The question of military assistance looms. So far, China has not provided weapons or military support to Iran — a notable absence given their strategic partnership. This restraint may be calculated: as Chong observes, it "raises the question of whether other countries would think it's worthwhile to enter into a strategic partnership with China, given that it doesn't extend to security protection."
The Two Sessions Backdrop
The envoy announcement came during China's most important annual political gathering — the "Two Sessions" of the National People's Congress and the Chinese People's Political Consultative Conference. Premier Li Qiang used the occasion to acknowledge that "multilateralism and free trade are under severe threat."
The subtext was everywhere. China announced a 7% increase in defense spending. It unveiled a five-year plan obsessed with technological self-reliance. It lowered its growth target to 4.5-5%, acknowledging that the world has become more volatile and that China needs to prepare for economic headwinds.
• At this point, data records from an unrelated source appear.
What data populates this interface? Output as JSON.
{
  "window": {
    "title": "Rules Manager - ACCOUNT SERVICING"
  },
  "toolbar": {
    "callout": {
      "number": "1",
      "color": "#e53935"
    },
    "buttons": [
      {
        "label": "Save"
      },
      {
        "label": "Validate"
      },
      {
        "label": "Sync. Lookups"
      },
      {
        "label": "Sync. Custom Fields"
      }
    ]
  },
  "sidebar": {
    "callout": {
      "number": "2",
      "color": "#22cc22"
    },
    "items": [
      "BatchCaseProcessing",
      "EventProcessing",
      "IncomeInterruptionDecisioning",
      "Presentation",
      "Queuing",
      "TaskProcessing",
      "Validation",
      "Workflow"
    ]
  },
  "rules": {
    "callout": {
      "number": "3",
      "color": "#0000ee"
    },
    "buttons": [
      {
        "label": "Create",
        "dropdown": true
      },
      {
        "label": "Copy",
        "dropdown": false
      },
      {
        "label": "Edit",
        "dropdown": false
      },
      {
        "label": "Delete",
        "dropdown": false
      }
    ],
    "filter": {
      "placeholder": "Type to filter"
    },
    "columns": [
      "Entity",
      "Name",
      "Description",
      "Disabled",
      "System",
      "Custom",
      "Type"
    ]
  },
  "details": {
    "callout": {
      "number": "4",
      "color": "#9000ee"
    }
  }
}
Fund manager Yuan Yuwei of Trinity Synergy Investment put it bluntly: the five-year plan's growth targets "do not take into account the U.S.-Israeli attacks in Iran. That's very negative for China, which counts the Strait of Hormuz as a crucial trade route."
What Can Zhai Jun Actually Achieve?
The honest answer is: probably not much, at least immediately.
Iran has said it is not engaged in any direct or indirect communication with the United States. Trump is demanding a role in choosing Iran's next leader. Israel has promised to eliminate any successor who threatens it. The U.S. Congress has voted to continue the war. These are not conditions conducive to mediation.
But China may be playing a longer game. If the war drags on — and the regime change rhetoric suggests it will — exhaustion will eventually create an opening. When it does, China wants to be positioned as the broker, not a bystander.
There is also the possibility that China's involvement could help establish back-channels that don't currently exist. Iran trusts Beijing in a way it will never trust Washington. If Zhai Jun can carry messages between Tehran and Gulf capitals — or even between Tehran and Washington through intermediaries — his mission will have served a purpose even without a formal ceasefire.
The World Is Watching
China's mediation offer arrives at a moment when the global order is visibly fracturing. The United States is simultaneously at war with Iran, managing regime change in Venezuela, and threatening trade war with Europe. Its traditional allies — Spain, Canada, Australia — are publicly pushing back.
Into this vacuum, China steps with an envoy and a message of peace. Whether the peace offer is genuine or performative may matter less than the signal it sends: that Beijing is ready to fill the diplomatic spaces Washington is abandoning.
For the millions of people under bombardment across the Middle East, the question is simpler: Will anyone actually stop the bombs? So far, the answer is no.